As shell collectors it is easy to forget that shells are only one part of the molluscs and that they are only the protection for the delicate animals within. Molluscs have been a source of food for humans for thousands of years, stretching back to the Mesolithic period where rubbish piles (middens) full of mollusc shells provide some of the only evidence that those migratory people inhabited an area. The Romans famously had a taste for oysters and many archaeological excavations from that period uncovered large quantities of their shells. This love of oysters has persisted into the modern day as well as a large demand for mussels, clams and other shellfish.
It is easy to only concern ourselves with what shellfish provide for us, but it is interesting to think on what they themselves consume in order to survive in our oceans and seas. Many different species of mollusc reside in Orkney’s waters with various different diets.
Bivalves (such clams and mussels) are filter feeders. Identifiable by their two sides (valves) connected by a hinge, many bivalves attach themselves to rocks with strong threads called byssus threads. Other species of bivalves such as the sand gaper or the razor calm (locally known as spoots) often live in large communities burrowed into the sands or silts.
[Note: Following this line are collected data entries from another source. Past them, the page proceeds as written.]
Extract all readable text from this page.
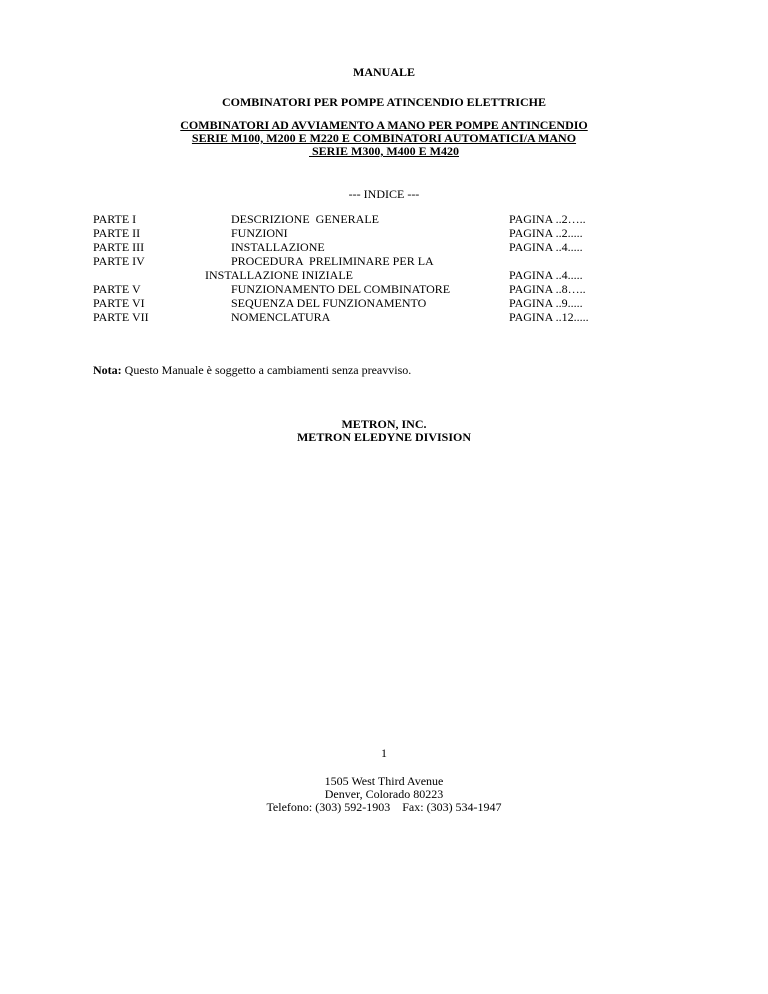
MANUALE
COMBINATORI PER POMPE ATINCENDIO ELETTRICHE
COMBINATORI AD AVVIAMENTO A MANO PER POMPE ANTINCENDIO
SERIE M100, M200 E M220 E COMBINATORI AUTOMATICI/A MANO
SERIE M300, M400 E M420
--- INDICE ---
PARTE I	DESCRIZIONE  GENERALE	PAGINA ..2…..
PARTE II	FUNZIONI	PAGINA ..2.....
PARTE III	INSTALLAZIONE	PAGINA ..4.....
PARTE IV	PROCEDURA  PRELIMINARE PER LA
INSTALLAZIONE INIZIALE	PAGINA ..4.....
PARTE V	FUNZIONAMENTO DEL COMBINATORE	PAGINA ..8…..
PARTE VI	SEQUENZA DEL FUNZIONAMENTO	PAGINA ..9.....
PARTE VII	NOMENCLATURA	PAGINA ..12.....
Nota: Questo Manuale è soggetto a cambiamenti senza preavviso.
METRON, INC.
METRON ELEDYNE DIVISION
1
1505 West Third Avenue
Denver, Colorado 80223
Telefono: (303) 592-1903    Fax: (303) 534-1947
From their holdfasts or burrows, these species can filter the sea water through their valves and absorbs nutrients as well as consuming small living things like planktons.
Gastropods are also very varied in their diets. Many are grazers, feeding on algae, seaweeds and other stationary sea life. The famous groattie buckie, for example, feeds on ascidians and sea squirts. The species Botryllus schlosseri also known as the star tunicate, grows in clusters and has very distinct star shape that often resembles constellations.
Many other species, such as the blue rayed limpet and its sibling Patina laevis - or as Robert Rendall named it in his 1955 publication ‘Mollusca Orcadensia’, the pellucid limpet - reside in close quarters with their food source. Primarily, these species feed on the Laminaria family of seaweeds, commonly recognised as kelp which is abundant in Orkney’s water. On the fronds or leaves of Laminaria the blue rayed limpet can often be found with its electric blue stripes glinting in the light shining through the water. The pellucid limpet, which lacks the highly identifiable blue stripes, can be found further down, in the frond’s shadow among the seaweed’s holdfasts.
A seaweeds holdfast is a similar structure to the roots of a tree but rather than gathering nutrients, its only function is to hold the seaweed firmly in place.
However, not every mollusc feeding pattern is quite so gentle. Some are carnivores. Dog whelks are the classic example of this dietary behaviour, feeding on its fellow molluscs. Limpets are one of their food sources and often, when you find limpet shells washed ashore, they will have a small hole in them. The dog whelk bores this small hole into the shell of its prey then injects a narcotic to relax the animal within. It then essentially digests the animal within its own shell using various enzymes the whelk can secrete and sucks up the liquid soup. While this may not create much fear in humans, for molluscs, species such as the dog whelk represent vicious predators.
While looking at the shells we can find on the beaches around Orkney, it is interesting to about the dietary habits of these animals are as varied and interesting as our own.